Earlier this month, the Grammys came and went yet again with limited in-person guests and “The Daily Show” host Trevor Noah hosting the show. The show came and went off without a hitch with its lowest ratings ever. Also, while I said the show went off without a hitch, there were a lot of fires that sparked online before and after the show. Figures from John Mayer to The Weeknd have had stories correlated to the awards show in bad and different ways, the latter being one of many to boycott the show entirely after getting snubbed from the awards despite tremendous numbers in his 2020 album “After Hours” and his hit songs like “Blinding Lights.”
Of course, he isn’t the only one seeing the issues with the Recording Academy due to its corrupt nature for how it chooses nominees and for placating the African American artists to the same categories under hip-hop and urban categories and nowhere else. While the Recording Academy needs to reform themselves and their overall process for choosing nominees, the show and its artists have been mired with hits from the pandemic; unlike what South Florida says, it’s still here folks. In any event, the pandemic again has mired more than a few aspects of our entertainment, travel and work alike. I think that even under the conditions residing in our pandemic, The Weeknd made it out of 2020 as one of the standout artists of this pandemic.

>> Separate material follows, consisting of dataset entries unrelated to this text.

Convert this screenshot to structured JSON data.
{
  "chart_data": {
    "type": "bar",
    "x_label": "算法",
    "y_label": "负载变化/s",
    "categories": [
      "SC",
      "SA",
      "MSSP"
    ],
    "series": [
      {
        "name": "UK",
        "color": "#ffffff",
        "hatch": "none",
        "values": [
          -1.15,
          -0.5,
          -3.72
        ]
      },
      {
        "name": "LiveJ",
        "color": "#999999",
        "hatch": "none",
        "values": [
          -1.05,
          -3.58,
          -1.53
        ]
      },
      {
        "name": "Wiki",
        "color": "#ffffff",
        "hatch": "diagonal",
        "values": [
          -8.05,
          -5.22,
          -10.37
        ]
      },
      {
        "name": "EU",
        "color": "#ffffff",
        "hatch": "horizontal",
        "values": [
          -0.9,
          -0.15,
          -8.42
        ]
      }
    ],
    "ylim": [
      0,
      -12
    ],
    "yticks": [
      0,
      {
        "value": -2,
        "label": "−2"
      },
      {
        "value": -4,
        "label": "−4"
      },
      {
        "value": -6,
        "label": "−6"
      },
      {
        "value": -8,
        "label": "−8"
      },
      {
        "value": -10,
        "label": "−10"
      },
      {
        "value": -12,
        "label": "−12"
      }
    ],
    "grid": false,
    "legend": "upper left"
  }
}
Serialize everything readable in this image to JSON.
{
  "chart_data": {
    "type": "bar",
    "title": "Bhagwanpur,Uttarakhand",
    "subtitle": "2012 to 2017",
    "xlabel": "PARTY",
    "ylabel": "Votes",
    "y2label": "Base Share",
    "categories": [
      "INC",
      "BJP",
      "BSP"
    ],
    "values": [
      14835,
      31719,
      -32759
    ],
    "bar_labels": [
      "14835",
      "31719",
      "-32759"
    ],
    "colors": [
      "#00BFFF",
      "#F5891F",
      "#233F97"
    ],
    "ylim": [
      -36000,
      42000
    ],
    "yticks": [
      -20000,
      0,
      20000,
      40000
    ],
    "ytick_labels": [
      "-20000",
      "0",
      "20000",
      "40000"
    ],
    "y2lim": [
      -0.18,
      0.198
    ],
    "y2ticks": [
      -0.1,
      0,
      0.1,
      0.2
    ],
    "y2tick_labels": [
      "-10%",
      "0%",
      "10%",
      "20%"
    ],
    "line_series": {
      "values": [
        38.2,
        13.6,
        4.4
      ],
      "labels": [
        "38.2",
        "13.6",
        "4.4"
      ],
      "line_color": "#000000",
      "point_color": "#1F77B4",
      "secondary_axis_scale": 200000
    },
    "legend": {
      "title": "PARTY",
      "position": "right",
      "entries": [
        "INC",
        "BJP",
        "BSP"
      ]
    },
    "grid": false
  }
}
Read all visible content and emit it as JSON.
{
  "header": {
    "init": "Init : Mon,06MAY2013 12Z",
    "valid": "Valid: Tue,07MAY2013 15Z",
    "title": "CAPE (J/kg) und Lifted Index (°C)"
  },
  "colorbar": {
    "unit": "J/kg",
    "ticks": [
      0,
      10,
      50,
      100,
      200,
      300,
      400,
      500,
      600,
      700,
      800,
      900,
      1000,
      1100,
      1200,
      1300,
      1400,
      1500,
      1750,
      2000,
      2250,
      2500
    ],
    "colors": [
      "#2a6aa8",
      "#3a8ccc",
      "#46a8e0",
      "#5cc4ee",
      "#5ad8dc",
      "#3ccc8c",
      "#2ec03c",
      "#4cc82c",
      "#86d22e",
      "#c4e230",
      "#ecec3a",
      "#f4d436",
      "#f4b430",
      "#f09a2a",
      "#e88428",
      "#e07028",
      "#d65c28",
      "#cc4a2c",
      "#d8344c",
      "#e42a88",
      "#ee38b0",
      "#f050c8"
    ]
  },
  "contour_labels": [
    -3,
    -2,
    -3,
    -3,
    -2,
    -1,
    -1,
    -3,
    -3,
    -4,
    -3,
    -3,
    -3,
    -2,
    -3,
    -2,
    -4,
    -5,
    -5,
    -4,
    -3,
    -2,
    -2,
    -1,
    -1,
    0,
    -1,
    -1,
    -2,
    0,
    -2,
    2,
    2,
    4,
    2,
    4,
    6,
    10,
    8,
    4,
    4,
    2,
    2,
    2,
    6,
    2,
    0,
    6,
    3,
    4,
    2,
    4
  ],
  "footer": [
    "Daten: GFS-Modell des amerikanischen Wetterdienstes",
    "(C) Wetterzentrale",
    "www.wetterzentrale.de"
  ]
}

I’ve sought a lot of different ways to escape what was going on in the world, from YouTube channels to zoning out to music while I study and/or wait for recorded lectures to be released. Lots of artists this past year released some good material this past year from Joji, Doja Cat, Sam Smith, BTS (don’t come at me stans), Dua Lipa and Jack Harlow to name a few. That being said, I think The Weeknd had one of his standout albums and years in 2020 in his own way. I should preface this by saying that I’ve been a fan of The Weeknd since 2016 personally so I’ve come to know his music over the past five years as to what makes him stand out to me.
His latest album, “After Hours,” broke records for Billboard and had one of its tracks “Blinding Lights” being at the top of Hot 100 songs at the end of 2020 and still in the top 50 U.S. streams on Spotify as of mid-March. This success was capped off with a phenomenal Super Bowl performance that he put seven million dollars of his own money into to make the performance as great as it can be back in February, with the YouTube coverage sitting at 32 million views. He compelled himself to become not only the “King of the Fall” as his fans in his XO community call him, but also one of the most dynamic and versatile artists of our current generation in my opinion. The commercial success of The Weeknd comes in many forms through his non-lip synced performances from his sense of nuance that he puts toward his work in music videos and lyricism to his outside stints on shows and movies like “Saturday Night Live,” “Uncut Gems” and “American Dad.”
His songs and lyricism to me and others really tell an intense story about fame and drive for it to then feel disdain for being a part of it all. This is an artist who went from his days in Canada selling mixtapes singing about how “Cali is the mission” to having a track in “After Hours” called “Escape from LA” about how it isn’t what it seems so “take me out of LA.” It’s the amount of work and dedication that is put toward his songs that speak more than just a song that will be good for a month and then disappear from the charts and from playlists would.
What I find amusing and great about his music, like other artists I like, is that the songs tell a story within it. Similar to other acts I like such as EPs from Raleigh Ritchie and Sam Smith, it gives the listener the chance to get immersed in the songs they release rather than just treat them as “running songs.” These types of songs give new meaning to the artists that many say are good to vibe to alone, in a car or with other people. The versatility of his song catalog allows different takeaways with what he puts out, be it his own songs or features in songs with artists like NAV, Ariana Grande, Lana Del Rey, Daft Punk and Ed Sheeran to name a few.
He’s been the first artist in a good while to make me consider going to one of their concerts. In saying that, I am someone who’s never been to a concert and is very self-conscious about showing actual passion for something amid my years in school. While his lyrics may serve as a bit of a warning for older generations and current generations to hear (especially pre-2017), I think his place in the music landscape makes him stand out as one of the acts that will be long remembered from his upbringing selling mixtapes to his authentic performances and successful albums. While the Grammys may not see his success, I do. If you wanna check out his music, he is available on streaming services like Spotify, YouTube, Apple Music and SoundCloud even has some interesting stuff by the “King of the Fall.”